Compute reduction workspace size with accumulation type (#944)

Summary: Pull Request resolved: #944 The reduction ops relying on CUTLASS reduction in the back-end pre-compute the workspace size in the front-end. Previously, the workspace size was computed in terms of the input type. This, however is not consistent with how CUTLASS computes the workspace size. See the `ElementCompute` [here](https://github.com/NVIDIA/cutlass/blob/ff02da266713bd3365aed65c552412e126c040cb/include/cutlass/reduction/device/tensor_reduce_affine_strided.h#L223), which is actually accumulation type. As a result, when `float32` accumulation was used for `float16` or `bfloat16` input type, the workspace size pre-computed was twice smaller than required. In this diff, the workspace size pre-computation is modified to be done in terms of the accumulation type. As the `use_fp16_acc` flag is set in the backend `Target`, if the target is not set by the time the workspace size should be pre-computed, the `float32` accumulation type is used conservatively.

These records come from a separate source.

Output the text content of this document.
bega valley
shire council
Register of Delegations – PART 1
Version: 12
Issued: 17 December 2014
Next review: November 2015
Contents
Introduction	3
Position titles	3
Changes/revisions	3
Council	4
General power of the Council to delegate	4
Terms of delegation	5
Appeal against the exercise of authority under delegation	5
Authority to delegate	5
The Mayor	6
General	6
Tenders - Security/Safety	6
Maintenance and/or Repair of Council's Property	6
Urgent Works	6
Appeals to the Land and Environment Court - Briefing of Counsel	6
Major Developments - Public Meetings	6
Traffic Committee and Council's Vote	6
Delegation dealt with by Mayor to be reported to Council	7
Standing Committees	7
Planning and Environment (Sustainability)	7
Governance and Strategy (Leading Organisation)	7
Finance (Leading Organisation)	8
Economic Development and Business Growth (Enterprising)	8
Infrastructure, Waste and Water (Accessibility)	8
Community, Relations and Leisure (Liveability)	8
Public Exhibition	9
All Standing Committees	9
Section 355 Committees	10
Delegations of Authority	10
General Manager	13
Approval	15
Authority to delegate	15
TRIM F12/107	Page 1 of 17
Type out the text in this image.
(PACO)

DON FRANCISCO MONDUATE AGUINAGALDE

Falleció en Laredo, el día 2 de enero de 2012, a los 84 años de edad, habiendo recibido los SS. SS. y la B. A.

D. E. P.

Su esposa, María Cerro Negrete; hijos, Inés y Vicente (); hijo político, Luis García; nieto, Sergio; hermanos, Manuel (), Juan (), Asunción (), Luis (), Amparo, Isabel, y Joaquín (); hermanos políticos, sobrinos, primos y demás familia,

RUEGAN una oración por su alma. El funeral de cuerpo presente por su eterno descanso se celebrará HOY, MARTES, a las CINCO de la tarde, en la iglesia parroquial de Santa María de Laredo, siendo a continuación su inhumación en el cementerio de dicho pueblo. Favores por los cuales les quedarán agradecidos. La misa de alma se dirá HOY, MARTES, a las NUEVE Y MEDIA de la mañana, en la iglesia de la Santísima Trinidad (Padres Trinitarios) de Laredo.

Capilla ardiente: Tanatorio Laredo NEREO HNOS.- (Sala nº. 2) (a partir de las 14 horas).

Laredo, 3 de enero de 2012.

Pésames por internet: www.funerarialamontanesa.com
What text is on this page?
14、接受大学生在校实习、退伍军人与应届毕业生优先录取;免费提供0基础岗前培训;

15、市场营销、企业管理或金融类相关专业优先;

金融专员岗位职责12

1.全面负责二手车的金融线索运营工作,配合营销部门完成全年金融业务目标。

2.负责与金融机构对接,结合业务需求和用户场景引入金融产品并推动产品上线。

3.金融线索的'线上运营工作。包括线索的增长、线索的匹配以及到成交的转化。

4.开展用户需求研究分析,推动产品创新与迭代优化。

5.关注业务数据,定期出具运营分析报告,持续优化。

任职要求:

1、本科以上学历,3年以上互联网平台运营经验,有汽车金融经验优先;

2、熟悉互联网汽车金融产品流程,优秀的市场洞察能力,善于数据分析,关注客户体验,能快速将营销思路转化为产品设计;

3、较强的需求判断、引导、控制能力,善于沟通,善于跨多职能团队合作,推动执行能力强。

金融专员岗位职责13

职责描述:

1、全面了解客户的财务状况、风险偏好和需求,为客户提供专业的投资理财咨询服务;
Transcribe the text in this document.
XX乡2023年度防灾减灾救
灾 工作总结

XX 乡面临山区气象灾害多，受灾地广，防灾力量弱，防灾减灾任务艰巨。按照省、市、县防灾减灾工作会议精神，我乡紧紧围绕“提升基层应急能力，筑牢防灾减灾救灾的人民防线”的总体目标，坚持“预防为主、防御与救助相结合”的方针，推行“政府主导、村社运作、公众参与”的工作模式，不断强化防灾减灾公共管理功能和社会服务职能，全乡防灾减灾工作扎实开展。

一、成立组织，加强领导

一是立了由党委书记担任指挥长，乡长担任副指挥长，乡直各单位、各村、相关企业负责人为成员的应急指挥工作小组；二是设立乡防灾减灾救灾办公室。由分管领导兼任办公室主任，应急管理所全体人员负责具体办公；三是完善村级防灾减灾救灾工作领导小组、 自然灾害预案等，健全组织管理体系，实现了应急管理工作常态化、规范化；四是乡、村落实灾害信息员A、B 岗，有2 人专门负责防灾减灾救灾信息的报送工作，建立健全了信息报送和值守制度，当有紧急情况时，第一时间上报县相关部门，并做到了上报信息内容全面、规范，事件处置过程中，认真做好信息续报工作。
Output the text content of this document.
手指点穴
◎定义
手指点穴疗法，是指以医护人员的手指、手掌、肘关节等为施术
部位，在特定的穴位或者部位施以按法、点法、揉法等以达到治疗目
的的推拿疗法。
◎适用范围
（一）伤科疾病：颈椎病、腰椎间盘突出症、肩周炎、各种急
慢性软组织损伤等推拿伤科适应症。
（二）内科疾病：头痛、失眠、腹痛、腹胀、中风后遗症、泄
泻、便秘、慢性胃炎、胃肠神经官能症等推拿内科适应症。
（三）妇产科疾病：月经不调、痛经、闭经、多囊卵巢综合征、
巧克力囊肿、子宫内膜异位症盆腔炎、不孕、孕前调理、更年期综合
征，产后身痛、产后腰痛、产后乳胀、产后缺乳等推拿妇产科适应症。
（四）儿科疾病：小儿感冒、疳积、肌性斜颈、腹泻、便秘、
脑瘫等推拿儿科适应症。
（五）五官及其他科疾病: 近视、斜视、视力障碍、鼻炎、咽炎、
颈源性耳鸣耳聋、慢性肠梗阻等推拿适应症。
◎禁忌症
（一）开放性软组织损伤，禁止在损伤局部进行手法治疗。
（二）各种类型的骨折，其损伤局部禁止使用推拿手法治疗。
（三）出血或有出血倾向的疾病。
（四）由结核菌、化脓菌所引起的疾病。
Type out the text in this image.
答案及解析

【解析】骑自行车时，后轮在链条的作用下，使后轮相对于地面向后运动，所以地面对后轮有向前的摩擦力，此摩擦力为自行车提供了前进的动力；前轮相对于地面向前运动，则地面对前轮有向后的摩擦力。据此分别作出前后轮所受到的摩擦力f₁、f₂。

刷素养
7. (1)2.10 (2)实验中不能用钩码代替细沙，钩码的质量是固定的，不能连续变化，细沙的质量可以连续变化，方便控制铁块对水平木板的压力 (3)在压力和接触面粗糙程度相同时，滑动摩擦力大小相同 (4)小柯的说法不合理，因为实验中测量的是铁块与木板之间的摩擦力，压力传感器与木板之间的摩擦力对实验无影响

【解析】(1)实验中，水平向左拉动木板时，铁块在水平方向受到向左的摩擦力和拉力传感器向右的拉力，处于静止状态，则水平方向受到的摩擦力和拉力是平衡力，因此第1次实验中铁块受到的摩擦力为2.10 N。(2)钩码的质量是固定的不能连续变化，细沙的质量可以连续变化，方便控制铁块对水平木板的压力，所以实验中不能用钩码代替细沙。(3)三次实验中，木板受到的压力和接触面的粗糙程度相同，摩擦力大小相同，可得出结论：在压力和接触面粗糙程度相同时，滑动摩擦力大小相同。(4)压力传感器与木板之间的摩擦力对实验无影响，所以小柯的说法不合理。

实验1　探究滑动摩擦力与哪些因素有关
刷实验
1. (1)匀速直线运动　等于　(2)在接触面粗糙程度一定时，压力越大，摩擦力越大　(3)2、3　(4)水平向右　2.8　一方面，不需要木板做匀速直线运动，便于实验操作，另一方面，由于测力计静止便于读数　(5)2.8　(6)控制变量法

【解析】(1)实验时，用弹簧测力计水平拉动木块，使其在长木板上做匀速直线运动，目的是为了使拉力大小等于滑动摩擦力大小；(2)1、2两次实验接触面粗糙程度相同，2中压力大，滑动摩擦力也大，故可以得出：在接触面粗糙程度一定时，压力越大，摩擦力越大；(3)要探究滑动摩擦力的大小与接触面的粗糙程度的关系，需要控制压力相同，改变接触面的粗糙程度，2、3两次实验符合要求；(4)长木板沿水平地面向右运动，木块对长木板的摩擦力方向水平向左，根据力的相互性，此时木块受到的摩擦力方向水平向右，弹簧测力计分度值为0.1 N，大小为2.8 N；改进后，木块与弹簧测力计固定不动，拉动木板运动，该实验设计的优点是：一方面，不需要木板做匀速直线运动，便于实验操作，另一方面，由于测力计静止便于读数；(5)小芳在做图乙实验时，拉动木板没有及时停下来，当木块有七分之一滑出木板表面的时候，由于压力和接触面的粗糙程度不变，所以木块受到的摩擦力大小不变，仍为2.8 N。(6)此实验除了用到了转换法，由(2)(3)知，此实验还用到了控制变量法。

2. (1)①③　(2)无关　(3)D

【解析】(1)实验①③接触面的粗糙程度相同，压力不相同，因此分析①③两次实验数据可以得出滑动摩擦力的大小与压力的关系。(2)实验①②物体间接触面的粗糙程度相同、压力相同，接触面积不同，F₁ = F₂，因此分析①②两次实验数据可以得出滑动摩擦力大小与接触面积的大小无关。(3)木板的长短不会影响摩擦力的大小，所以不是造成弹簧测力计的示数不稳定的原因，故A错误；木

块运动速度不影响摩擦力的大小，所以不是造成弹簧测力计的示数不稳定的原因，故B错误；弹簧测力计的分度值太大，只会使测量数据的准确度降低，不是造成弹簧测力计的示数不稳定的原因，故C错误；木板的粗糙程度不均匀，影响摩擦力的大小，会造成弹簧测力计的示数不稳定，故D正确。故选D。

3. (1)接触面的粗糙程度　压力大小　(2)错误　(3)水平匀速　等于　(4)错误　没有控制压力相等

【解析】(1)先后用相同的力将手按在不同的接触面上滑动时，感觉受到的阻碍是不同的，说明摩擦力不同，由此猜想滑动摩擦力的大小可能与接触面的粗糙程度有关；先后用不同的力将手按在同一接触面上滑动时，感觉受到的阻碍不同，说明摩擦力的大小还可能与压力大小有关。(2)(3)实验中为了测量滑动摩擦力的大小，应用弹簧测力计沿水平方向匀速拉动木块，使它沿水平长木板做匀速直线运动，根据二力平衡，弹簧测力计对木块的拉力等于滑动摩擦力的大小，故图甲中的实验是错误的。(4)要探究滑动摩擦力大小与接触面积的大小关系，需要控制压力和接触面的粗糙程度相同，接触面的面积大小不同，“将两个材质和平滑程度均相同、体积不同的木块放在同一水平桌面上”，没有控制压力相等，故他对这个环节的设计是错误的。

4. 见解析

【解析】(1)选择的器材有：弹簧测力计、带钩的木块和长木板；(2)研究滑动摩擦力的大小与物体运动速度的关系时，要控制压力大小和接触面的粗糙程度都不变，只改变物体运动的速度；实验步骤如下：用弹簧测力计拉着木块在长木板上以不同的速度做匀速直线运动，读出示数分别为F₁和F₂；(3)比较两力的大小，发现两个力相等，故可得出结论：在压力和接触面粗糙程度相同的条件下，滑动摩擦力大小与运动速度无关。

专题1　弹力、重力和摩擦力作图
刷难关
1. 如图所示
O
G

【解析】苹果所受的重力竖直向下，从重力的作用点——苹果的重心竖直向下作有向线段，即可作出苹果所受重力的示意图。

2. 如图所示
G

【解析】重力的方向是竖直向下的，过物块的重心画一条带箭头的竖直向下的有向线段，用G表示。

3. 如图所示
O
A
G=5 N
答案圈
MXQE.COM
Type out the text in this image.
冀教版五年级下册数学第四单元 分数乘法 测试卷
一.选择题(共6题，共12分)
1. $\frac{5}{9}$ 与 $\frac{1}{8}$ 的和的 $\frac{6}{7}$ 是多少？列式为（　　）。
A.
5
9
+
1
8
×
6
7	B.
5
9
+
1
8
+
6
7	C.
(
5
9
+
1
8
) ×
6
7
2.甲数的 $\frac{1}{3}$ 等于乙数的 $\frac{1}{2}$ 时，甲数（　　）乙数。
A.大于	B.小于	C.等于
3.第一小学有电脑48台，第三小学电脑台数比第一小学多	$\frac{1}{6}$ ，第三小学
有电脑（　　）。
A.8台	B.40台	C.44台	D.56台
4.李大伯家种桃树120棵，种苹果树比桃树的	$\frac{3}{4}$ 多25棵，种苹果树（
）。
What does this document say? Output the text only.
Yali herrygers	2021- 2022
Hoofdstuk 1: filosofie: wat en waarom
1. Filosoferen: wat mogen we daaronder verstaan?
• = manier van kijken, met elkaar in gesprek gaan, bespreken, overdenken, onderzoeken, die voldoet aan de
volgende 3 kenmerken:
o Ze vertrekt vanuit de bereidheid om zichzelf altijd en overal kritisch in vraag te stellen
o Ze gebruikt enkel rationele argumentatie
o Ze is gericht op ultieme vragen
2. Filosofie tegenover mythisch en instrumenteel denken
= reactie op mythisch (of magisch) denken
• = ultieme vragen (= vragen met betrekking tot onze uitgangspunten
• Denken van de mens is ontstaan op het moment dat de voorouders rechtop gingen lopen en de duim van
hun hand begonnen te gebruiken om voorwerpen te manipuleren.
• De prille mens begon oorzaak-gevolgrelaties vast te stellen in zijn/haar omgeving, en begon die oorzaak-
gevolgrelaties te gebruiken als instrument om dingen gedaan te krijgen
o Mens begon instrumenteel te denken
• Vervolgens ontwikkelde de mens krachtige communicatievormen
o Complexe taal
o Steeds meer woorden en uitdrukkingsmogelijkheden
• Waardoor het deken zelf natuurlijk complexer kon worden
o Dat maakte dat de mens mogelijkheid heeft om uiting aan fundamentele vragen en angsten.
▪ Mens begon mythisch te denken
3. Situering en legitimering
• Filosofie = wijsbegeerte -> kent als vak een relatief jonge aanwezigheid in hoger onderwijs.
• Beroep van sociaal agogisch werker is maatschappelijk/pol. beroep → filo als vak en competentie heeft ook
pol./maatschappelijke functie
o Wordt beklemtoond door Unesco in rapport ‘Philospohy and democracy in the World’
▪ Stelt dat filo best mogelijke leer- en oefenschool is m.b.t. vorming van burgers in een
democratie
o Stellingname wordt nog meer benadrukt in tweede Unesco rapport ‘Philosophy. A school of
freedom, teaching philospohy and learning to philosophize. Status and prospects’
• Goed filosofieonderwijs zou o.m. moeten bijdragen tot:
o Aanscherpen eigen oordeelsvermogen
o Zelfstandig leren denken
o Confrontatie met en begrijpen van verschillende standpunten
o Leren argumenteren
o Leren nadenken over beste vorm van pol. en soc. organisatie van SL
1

Reviewed By: ipiszy, chenyang78 Differential Revision: D50060329 fbshipit-source-id: 554d29a37cc9e15a72b2d1c36b781b12ec6313e3
facebookincubator · Oct 8, 2023 · 7e0da3f · 7e0da3f
1 parent 74d813f
commit 7e0da3f
Show file tree

Hide file tree

Showing 2 changed files with 38 additions and 4 deletions.
diff --git a/python/aitemplate/compiler/ops/reduce/reduce_common.py b/python/aitemplate/compiler/ops/reduce/reduce_common.py
@@ -93,7 +93,11 @@ def _infer_shapes(self, x: Tensor) -> List[IntVar]:
         return output_dims
 
     def _compute_ws_size_strided(
-        self, extent, reduction_axis, vector_length, dtype
+        self,
+        extent: List[int],
+        reduction_axis: int,
+        vector_length: int,
+        accumulation_type: str,
     ) -> int:
         """
         Compute workspace size for contiguous reduction kernels.
@@ -137,19 +141,36 @@ def _reshape_pow2(ext, count):
             cta_count_z = (inner_count + threadblock_shape_z - 1) // threadblock_shape_z
         if int(cta_count_z) == 1:
             return 0
-        vector_size_bytes = vector_length * get_dtype_size(dtype)
+        vector_size_bytes = vector_length * get_dtype_size(accumulation_type)
         workspace_stride = extent[k_rank - 1] * vector_size_bytes
         return workspace_stride * outer_count * cta_count_z
 
     def _compute_workspace_size(
-        self, shape: List[IntVar], reduction_axis, dtype
+        self,
+        shape: List[IntVar],
+        reduction_axis: int,
+        input_type: str,
     ) -> int:
         """
         Compute workspace size for the given shape using the same algorithm as
         cutlass's TensorReduction kernel. The only difference is that we use
         the maximum dim value for dynamic dimension, whereas TensorReduction
         uses the real dim value at runtime.
         """
+        # workspace size must be computed in terms of the accumulation dtype;
+        # see the CUTLASS code in TensorReductionAffineStrided for the reference:
+        # https://github.com/NVIDIA/cutlass/blob/ff02da266713bd3365aed65c552412e126c040cb/include/cutlass/reduction/device/tensor_reduce_affine_strided.h#L223
+        accumulation_type = "float32"
+        try:
+            if (
+                backend.target.Target.current()._kwargs.get("use_fp16_acc", False)
+                and input_type == "float16"
+            ):
+                accumulation_type = input_type
+        except RuntimeError:
+            # Target is not set: conservatively
+            # assume float32 accumulation type
+            pass
         # Make sure the last dim is static to pre-compute vector_length.
         # Note that this is a temporary constraint. Once we replace TensorReduction
         # with our own col-reduction kernel, we will remove this entire workaround.
@@ -212,7 +233,10 @@ def _compute_workspace_size(
             max_ws = max(
                 max_ws,
                 self._compute_ws_size_strided(
-                    extent_affine, reduction_axis, vector_length, dtype
+                    extent_affine,
+                    reduction_axis,
+                    vector_length,
+                    accumulation_type,
                 ),
             )
         return max_ws

diff --git a/tests/unittest/ops/test_reduce.py b/tests/unittest/ops/test_reduce.py
@@ -226,6 +226,16 @@ def test_reduce_sum(self):
             input_type="float16",
             output_type=None,
         )
+        # make sure that the workspace size is computed correctly
+        # for the fp32 accumulator (use_fp16_acc=False)
+        self._run_reduce_sum(
+            dim=1,
+            input_shape=[1024, 2, 1855],
+            keepdim=False,
+            input_type="float16",
+            output_type=None,
+            use_fp16_acc=False,
+        )
 
     def _run_reduce_mean(
         self,